Essas são algumas das questões que vamos explorar nesta oitava parte da Trilha sobre desinformação, uma parceria da Politize! com o *desinformante. Ao longo da série, estamos investigando os impactos da desinformação na sociedade e os caminhos possíveis para enfrentá-la. Agora, é hora de olhar para o jornalismo e entender seu papel como peça-chave nessa construção coletiva.
Por que o jornalismo é essencial no combate à desinformação?
O jornalismo costuma ser lembrado como uma das principais linhas de defesa contra a desinformação. Diversos pesquisadores reforçam que sua missão vai além de informar: é também oferecer segurança informacional em meio ao excesso de conteúdos incorretos ou enganosos que circulam diariamente. Reconhecendo essa importância, a UNESCO lançou um manual com contribuições de especialistas internacionais que repensam como as práticas jornalísticas podem se adaptar a esse cenário de desafios constantes.
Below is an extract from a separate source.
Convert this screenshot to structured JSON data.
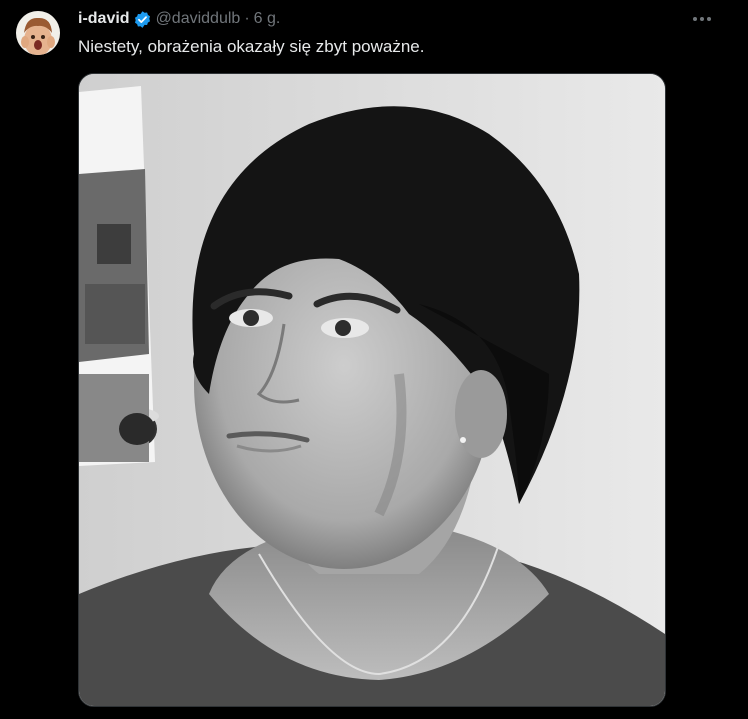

Nesse documento, a jornalista inglesa Cherilyn Ireton chama a atenção para um ponto central: a queda de confiança na imprensa. Muitas vezes, esse fenômeno é atribuído apenas às redes sociais, mas, segundo ela, a questão é mais complexa.
A credibilidade do jornalismo depende do rigor e da transparência das próprias redações, mas também está conectada a algo maior: a desconfiança generalizada da sociedade em relação a governos, empresas e instituições – algo que discutimos no terceiro texto desta trilha: 3 motivos que levam as pessoas a acreditam em desinformação. Sendo assim, a própria imprensa também é impactada por essa desconfiança às instituições.
Ainda assim, o papel do jornalismo permanece fundamental para a democracia e essa relevância aparece com clareza em pesquisas recentes.
O estudo Desigualdades Informativas 2024, do Aláfia Lab, mostrou que, embora mais da metade da população (51,6%) se informe hoje principalmente pelas redes sociais, os veículos jornalísticos tradicionais seguem sendo altamente influentes, ocupando o topo entre as fontes mais usadas para buscar informação confiável.
Ou seja: mesmo em tempos de fluxos intensos e de concorrência com narrativas desinformativas, o jornalismo de qualidade continua sendo um pilar essencial no combate à desinformação.
Desertos de notícias e o vácuo informacional
Desertos de notícias são municípios ou regiões onde não existem veículos locais de imprensa independente, sejam jornais, sites, blogs ou emissoras de rádio e TV. Nessas localidades, a população tem pouco ou nenhum acesso a informações confiáveis sobre temas essenciais como saúde, educação, segurança, mobilidade, meio ambiente e contas públicas.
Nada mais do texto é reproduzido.